Intantes fugaces

Días después del primer abrazo, del primer baile, de la primera confesión... la primera despedida. Comedor ajeno, lleno de gente, palabras de despedida, besos de rigor... Te voy mirando de reojo, sin mirar, sin querer hablar, controlando la tristeza incipiente y las lágrimas que quieren asomar. Enfadada también por el Adiós, en mayúsculas. Me mantengo inmóvil, esperando quizá que seas tú quien se acerque. Finalmente lo haces. Palabras de adiós cordiales,un "ya nos veremos, hasta la próxima" que me suenan a nada, a vacío. El desasosiego me bloquea, no puedo mirarte. "Adiós, hasta pronto" me oigo decir. Fría, distante, cordial. Dos besos más por obligación que por necesidad. Dos besos vacíos de todo lo acontecido días atrás.
Y a medida que te alejas, un sentimiento ya viejo conocido, que me invade, que me sacude por completo, que intento acallar sin resultado.
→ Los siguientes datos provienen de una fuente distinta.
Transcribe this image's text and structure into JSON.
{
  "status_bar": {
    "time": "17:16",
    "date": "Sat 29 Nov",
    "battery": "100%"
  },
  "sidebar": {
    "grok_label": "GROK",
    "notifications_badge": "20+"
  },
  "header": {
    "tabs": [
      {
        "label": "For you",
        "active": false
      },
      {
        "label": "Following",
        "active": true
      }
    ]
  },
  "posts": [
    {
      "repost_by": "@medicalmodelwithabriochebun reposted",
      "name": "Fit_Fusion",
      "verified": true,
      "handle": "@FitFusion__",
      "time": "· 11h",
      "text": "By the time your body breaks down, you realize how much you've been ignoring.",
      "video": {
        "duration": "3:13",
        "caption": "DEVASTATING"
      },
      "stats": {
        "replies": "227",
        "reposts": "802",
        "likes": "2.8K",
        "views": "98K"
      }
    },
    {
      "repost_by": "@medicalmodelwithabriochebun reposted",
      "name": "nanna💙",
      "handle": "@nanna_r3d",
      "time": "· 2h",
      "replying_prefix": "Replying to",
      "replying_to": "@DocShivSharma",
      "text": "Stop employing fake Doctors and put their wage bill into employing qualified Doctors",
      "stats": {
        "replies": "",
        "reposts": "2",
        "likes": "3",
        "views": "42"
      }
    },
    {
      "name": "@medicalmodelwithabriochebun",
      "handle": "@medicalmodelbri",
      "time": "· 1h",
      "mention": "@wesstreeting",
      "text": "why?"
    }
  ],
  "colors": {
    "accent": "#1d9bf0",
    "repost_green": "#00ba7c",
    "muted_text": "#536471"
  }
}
Y ya en la puerta, a punto de salir, te giras de nuevo. Nuestras miradas se encuentran y mi estómago me explica lo que me está pasando por dentro. Tu mirada me traspasa por completo, me habla de mí, de lo que siento, de lo que no quiero sentir. Me habla de ese abrazo. De intimidad compartida. Me habla de sinceridad. Me habla de ti y de mí, de un recién estrenado "nosotros" sin recorrido.
Me guardo esa mirada. Hablar con los ojos, en silencio. Desde otro lugar.
Ya no estás.
Necesidad de soledad. La busco entre la multitud. Ganas de llorar.
Miradas de encuentro, miradas de adiós.
Precioso lenguaje el del silencio a veces.